El presidente del Gobierno español, Mariano Rajoy, aseguraba que nuestro país estaba dispuesto a “ir más lejos” en la integración, señalando como objetivos fundamentales “la coordinación de las políticas económicas, la unión bancaria y, a medio plazo, la unión fiscal”.
El anfitrión, el presidente francés, François Hollande, tenía claro que estos “cuatro principales países deben trazar la vía y dejar que otros la sigan a su propio ritmo”. Insistía, mostrando nítidamente sus propósitos, en que “la unidad no ha de implicar uniformidad, debe permitirse ir más lejos a quienes quieran ir más lejos en la integración”.
Por su parte, la canciller alemana, Angela Merkel, alegaba que “si nos frenamos aquí, donde estamos, todo puede hundirse”.
Pero los cuatro ‘avanzados’ también son conscientes de que la desafección de los europeos con ‘su’ UE, además de una durísima gestión de la crisis, en manos de políticas neoliberales, también ha venido por la ola de creciente xenofobia contra los inmigrantes. Por eso, el actual presidente del Consejo de Ministros italiano, Paolo Gentilone, planteaba que para conseguir una “reconexión con los ciudadanos”, se hará necesario “un reforzamiento de las fronteras exteriores” y “una política migratoria coordinada y eficaz”, recogiendo parte del pujante discurso de los populistas de extrema derecha en el Viejo Continente.

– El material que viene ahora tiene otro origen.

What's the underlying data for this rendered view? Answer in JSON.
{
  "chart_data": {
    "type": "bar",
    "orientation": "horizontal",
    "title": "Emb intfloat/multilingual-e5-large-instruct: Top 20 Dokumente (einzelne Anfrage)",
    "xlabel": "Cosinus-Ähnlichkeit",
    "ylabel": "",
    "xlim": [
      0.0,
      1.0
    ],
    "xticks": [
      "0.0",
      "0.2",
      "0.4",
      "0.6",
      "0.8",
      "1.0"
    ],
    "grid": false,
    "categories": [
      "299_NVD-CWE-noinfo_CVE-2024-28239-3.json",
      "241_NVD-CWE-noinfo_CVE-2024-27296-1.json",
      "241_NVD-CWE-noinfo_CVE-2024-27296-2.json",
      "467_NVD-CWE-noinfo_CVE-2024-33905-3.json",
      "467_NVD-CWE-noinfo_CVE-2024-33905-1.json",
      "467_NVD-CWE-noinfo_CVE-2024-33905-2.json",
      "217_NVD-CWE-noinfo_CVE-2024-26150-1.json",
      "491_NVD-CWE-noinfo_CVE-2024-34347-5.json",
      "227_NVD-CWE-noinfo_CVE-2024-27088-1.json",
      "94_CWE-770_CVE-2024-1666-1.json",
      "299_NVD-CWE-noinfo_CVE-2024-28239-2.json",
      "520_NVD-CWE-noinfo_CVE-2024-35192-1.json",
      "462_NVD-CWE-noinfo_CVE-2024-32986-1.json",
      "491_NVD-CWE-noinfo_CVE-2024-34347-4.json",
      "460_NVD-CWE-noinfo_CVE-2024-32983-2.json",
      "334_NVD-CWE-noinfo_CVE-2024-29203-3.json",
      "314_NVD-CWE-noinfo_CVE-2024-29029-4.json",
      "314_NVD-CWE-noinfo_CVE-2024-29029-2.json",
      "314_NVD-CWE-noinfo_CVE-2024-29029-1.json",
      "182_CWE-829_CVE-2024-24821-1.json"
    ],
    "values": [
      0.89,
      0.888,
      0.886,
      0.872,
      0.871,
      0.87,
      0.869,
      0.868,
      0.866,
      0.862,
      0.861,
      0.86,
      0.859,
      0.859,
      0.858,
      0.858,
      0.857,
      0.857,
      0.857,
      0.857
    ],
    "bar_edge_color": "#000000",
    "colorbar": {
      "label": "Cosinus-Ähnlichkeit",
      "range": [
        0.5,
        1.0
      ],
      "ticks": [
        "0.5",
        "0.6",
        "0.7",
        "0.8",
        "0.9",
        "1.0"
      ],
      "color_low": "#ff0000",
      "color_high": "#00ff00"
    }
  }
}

Oficialmente, el encuentro de Versalles tenía como objetivo la preparación de la declaración sobre el futuro de la Unión Europea que debe ser aprobado en la cumbre para conmemorar el 60 aniversario del Tratado de Roma, que se celebra en la capital italiana el 25 de marzo. La declaración consta de tres partes: la primera sobre los logros conseguidos hasta ahora, la segunda sobre los retos a los que se enfrenta Europa hoy y la tercera sobre qué debe hacer la UE ahora, especialmente tras la marcha de Reino Unido y las evidentes reticencias a profundizar en el proceso de unidad que plantean la mayoría de los socios del Este.
Parece evidente que las ‘cuatro potencias’ (Alemania, Francia, Italia y España) se propugnan como la nueva locomotora, y que por ello, están dispuestas a ‘rescatar’ la vieja propuesta de las ‘dos velocidades’ o la ‘geometría variable’ que, en su momento fue descartada –aunque es evidente que las circunstancias actuales han cambiado-. Todo indica que su intención sería la de incluir una referencia a esta posibilidad en el importante documento que emanará de la crucial cita romana, aunque nada indica que exista ningún consenso al respecto, por lo que la división podría ahondarse todavía un poco más.
De hecho, la contestación ya está servida. La primera ministra polaca, Beata Szydlo, se ha mostrado abiertamente contraria a esta posibilidad que quieren abrir ‘los cuatro’. Recientemente declaraba que “La diferencia de velocidades abriría la puerta a construir clubes de élites y a dividir la Unión Europea”.
No solo Polonia se niega a aceptar esta fórmula. La mayoría de los socios del Este tampoco desean este cambio, y en su resistencia han encontrado también otros importantes apoyos. Así, en una declaración conjunta firmada por buena parte de los líderes socialistas europeos –curiosamente, también por Hollande, y con la ausencia destacada de los socialistas españoles-, se sostiene que la nueva Unión Europea de las dos velocidades “no debe llevar a la creación de países miembros de primera clase y otros de segunda
clase”.
La idea de una Europa a dos (o más) velocidades es una fórmula que ya plantearon en su momento varios líderes democristianos europeos, como Jacques Delors, Wolfgang Schäuble, actual ministro de Hacienda alemán, o el expresidente del Partido Popular Europeo Karl Lamers. Siempre fue rechazada por Reino Unido y por los nuevos socios del Este.